Because the list wasn’t completed, I felt like I had failed. One of the checked off complete items could have been “Cure Cancer” and I’d still be like “But dammit, I didn’t do the dishes.”

First, I now know this is absolutely a normal thing for people with ADHD to go through. So that makes me feel a little better.

Second, looking at this through the lens of ADHD and how to cope with it, I was wondering how I could re-frame the list to be a positive instead of a negative. Finally I realized, the true power of the list is not that these are things that must be done, but instead, it’s a menu of things I can choose from when deciding what to do next.

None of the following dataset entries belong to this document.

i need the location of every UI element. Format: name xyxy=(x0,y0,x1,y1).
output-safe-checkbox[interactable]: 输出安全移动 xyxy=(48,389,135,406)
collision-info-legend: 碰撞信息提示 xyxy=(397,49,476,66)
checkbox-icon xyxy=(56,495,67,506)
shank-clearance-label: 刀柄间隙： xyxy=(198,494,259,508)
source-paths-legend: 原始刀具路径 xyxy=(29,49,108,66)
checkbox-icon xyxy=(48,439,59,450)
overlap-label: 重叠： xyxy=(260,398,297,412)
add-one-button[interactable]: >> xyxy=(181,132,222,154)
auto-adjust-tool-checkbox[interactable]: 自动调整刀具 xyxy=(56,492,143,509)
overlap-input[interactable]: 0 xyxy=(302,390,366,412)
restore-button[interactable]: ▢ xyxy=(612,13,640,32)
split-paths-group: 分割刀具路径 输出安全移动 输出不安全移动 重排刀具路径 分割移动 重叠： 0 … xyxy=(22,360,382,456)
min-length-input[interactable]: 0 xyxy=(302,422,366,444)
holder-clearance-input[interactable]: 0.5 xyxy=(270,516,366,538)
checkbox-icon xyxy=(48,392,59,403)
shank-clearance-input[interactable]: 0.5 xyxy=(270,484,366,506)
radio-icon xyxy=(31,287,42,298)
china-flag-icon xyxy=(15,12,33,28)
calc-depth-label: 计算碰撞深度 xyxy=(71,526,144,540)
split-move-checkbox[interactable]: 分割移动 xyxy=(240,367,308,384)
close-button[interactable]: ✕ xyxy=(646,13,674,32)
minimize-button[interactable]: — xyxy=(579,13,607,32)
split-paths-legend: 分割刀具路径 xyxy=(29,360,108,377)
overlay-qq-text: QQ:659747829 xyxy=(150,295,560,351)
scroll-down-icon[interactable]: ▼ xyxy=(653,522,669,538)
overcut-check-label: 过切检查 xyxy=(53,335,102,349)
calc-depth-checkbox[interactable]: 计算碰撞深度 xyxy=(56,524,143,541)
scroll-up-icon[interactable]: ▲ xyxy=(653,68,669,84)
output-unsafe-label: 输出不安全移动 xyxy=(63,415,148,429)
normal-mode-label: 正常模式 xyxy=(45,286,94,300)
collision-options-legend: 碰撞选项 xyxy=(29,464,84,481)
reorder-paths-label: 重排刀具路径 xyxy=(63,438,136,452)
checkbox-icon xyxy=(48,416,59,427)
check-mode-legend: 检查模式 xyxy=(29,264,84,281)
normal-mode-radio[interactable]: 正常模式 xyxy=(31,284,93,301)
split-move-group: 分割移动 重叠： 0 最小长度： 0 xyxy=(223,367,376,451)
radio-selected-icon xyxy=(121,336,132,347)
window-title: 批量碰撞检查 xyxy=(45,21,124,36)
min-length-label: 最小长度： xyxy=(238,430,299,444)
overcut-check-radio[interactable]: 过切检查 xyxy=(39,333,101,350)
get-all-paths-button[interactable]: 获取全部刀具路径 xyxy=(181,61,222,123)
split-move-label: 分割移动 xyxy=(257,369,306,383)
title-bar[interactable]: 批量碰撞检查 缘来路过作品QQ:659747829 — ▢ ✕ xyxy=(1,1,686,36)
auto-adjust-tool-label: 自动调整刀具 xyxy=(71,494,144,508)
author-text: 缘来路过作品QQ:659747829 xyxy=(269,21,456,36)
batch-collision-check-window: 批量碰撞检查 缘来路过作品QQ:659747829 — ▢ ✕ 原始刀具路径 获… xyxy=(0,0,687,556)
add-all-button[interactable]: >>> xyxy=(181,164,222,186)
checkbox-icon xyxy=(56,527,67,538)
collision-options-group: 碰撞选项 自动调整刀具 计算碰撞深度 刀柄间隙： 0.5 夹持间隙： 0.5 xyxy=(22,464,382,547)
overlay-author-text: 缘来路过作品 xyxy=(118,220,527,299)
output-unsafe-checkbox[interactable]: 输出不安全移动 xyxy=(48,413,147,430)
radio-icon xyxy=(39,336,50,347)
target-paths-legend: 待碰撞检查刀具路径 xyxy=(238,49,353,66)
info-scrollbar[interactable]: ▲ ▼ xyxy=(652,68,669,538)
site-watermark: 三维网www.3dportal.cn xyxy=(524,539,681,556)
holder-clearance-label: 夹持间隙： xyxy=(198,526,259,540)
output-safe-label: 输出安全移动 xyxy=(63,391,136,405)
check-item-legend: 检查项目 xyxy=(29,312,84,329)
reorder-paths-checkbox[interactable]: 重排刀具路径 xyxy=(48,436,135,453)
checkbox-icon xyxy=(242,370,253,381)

In short, it’s not “To Do,” it’s “Can Do.” “I have an hour before my next coaching call, what can I get done? I can post to my writing group, I can work on commissions, I can write a blog entry. Think I’ll do that one!”

And the flip side of “Can Do” something? You can also “Not Do” something! Short of a hard deadline (an appointment, a bill due, that kind of thing), everything on the list is an option I can say “yes” or “no” to. Just like Sonic the Hedgehog is not supposed to collect all the rings, the goal isn’t to clear everything off the list. The goal is to use the list as a tool for staying on track and avoid analysis paralysis. In fact, if I reach the end of the day and have everything checked off, that probably means that I didn’t have enough things on the list! Inbox Zero = Playing Small.

This line of thinking is a radical departure for me… but I’m digging it.

What about you? Is this an approach that could help you? Is there another method that you like better? I’d love to hear about it!